L'Italia è un Paese in cui per tre giorni si discute anche in Parlamento di una simulazione, scomodando la mafia, e poi ci si impappina a raccontare la furbata di Fabregas con Saelemaekers.

Fabregas

Mg Milano 18/02/2026 - campionato di calcio serie A / Milan-Como / foto Matteo Gribaudi/Image Sport nella foto: Cesc Fabregas

Cesc Fabregas è stato protagonista questa settimana, durante Milan-Como, di una trattenuta ai danni di Saelemaekers durante il match; dopo il faccia a faccia con Max Allegri, alla fine è stato il tecnico livornese ad essere espulso.

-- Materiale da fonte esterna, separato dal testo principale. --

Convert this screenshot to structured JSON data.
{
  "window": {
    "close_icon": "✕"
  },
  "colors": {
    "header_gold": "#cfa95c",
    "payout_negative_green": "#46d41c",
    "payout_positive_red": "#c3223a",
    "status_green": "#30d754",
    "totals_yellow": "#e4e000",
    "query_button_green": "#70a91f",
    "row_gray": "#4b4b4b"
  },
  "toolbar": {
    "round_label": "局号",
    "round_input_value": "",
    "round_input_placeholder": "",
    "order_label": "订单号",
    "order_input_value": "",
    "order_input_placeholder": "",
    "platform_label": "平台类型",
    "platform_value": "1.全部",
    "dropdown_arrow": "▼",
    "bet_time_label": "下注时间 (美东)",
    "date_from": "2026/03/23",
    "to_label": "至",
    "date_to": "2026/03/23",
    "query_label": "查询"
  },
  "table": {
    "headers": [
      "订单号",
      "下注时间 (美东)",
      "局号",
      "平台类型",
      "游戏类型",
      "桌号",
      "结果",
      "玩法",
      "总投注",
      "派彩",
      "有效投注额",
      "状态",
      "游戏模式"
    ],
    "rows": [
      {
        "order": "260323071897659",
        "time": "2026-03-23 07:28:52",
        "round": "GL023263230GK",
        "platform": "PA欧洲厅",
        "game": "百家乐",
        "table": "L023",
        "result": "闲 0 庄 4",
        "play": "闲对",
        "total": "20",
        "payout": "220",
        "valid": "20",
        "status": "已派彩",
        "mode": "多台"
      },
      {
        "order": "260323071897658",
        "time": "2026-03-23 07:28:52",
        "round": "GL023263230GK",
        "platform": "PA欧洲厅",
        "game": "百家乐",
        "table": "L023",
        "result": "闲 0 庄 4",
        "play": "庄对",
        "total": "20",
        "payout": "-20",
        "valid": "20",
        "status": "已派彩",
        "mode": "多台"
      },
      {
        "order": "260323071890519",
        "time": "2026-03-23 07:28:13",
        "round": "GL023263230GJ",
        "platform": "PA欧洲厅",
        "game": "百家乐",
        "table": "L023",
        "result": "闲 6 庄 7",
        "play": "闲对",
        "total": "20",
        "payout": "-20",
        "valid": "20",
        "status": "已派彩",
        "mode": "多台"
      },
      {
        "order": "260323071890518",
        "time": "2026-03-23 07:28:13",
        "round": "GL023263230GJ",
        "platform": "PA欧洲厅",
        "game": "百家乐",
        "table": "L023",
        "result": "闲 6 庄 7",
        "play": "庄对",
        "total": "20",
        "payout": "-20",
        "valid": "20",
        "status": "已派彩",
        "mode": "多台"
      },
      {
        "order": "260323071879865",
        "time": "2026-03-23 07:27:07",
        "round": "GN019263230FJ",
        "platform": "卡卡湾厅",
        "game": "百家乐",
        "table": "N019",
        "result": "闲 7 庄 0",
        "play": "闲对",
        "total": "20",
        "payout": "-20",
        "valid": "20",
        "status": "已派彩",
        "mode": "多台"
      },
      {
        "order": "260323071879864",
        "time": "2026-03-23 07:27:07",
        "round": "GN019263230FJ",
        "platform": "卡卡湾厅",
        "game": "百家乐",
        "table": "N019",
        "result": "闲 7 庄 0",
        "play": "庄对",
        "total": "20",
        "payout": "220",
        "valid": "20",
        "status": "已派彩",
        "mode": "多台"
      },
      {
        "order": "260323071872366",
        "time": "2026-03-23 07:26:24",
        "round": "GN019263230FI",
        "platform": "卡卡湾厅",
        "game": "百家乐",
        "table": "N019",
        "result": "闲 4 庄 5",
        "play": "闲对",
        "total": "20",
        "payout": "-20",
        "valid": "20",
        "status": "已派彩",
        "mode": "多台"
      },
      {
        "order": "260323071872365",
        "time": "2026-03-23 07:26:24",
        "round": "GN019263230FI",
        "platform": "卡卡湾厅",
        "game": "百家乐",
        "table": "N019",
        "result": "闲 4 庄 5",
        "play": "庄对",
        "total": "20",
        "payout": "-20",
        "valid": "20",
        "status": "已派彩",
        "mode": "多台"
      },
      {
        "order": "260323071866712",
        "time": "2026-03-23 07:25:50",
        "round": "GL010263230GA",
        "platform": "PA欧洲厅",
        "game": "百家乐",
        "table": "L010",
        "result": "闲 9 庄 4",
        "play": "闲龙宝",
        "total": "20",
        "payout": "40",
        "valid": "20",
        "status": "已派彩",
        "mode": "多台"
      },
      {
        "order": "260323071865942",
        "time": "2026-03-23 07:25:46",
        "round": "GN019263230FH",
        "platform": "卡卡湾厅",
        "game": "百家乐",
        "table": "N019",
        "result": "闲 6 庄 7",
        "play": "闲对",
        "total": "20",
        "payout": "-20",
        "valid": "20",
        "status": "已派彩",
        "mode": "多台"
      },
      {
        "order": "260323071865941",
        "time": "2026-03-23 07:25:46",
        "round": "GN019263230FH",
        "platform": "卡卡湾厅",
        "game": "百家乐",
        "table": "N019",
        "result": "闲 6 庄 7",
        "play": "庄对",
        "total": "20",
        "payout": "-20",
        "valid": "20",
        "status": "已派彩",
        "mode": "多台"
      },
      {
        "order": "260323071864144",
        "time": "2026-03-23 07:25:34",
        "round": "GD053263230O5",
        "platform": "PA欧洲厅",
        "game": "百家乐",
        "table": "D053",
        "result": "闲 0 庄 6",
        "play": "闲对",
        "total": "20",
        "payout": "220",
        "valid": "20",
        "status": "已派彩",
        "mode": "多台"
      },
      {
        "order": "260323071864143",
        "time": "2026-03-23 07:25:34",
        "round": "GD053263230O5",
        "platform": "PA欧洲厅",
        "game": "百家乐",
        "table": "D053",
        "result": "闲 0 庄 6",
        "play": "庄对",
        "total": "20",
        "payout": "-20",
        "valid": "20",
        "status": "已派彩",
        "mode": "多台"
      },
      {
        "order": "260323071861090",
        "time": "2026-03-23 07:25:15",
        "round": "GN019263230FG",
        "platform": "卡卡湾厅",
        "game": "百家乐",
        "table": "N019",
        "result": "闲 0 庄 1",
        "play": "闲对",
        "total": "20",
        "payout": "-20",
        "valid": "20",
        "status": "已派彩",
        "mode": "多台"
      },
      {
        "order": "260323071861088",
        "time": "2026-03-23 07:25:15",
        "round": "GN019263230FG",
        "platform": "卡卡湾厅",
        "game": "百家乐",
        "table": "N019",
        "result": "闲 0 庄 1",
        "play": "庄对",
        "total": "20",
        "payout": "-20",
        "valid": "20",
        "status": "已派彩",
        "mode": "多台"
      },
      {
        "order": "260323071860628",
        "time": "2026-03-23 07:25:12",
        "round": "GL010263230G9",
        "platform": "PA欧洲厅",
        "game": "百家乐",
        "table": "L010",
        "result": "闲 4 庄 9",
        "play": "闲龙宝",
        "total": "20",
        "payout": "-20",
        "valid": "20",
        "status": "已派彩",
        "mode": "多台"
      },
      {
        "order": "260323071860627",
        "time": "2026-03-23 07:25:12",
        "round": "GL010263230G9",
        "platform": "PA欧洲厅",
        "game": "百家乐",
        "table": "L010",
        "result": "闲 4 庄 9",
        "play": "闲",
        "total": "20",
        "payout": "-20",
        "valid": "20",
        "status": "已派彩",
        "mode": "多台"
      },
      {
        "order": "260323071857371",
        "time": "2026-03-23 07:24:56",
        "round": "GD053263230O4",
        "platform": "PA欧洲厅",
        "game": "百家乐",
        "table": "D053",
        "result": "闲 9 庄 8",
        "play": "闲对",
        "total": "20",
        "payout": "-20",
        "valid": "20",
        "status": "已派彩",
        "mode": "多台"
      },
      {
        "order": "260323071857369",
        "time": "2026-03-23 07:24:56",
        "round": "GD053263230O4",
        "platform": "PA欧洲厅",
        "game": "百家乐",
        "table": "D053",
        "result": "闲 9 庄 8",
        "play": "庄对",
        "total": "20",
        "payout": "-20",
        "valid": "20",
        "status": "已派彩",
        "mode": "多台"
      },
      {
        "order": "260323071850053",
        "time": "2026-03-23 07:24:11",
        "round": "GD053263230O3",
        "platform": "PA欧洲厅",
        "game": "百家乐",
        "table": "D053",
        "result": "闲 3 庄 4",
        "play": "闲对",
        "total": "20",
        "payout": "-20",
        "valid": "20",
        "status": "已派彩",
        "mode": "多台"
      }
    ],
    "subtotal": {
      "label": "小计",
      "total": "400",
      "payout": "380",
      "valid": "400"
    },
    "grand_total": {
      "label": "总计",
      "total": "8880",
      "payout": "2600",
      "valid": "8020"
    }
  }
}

Scrive sul Foglio lo pseudonimo Jack ‘O Malley:

Potete scrivere tutti gli articoli che volete sulla difficoltà di giocare al Circolo polare artico contro dei pescatori, sulla bolgia di Istanbul o sulla forza del Muro Giallo, ma la verità è che il massimo di quello che il calcio della Serie A può mostrare sono tre sconfitte nette in Turchia, a Bodø e a Dortmund. In fondo siete un Paese in cui per tre giorni si discute anche in Parlamento di una simulazione, scomodando la mafia, e poi ci si impappina a raccontare la furbata di Fabregas, l’allenatore del Como che da bordocampo ha fermato con le proprie mani un’azione del milanista Saelemaekers; dopo averlo dipinto come l’eroe del giochismo e dell’onestà trasparente è dura presentarlo per quello che in effetti è: uno spagnolo, per di più ex Barcellona, quindi bullo.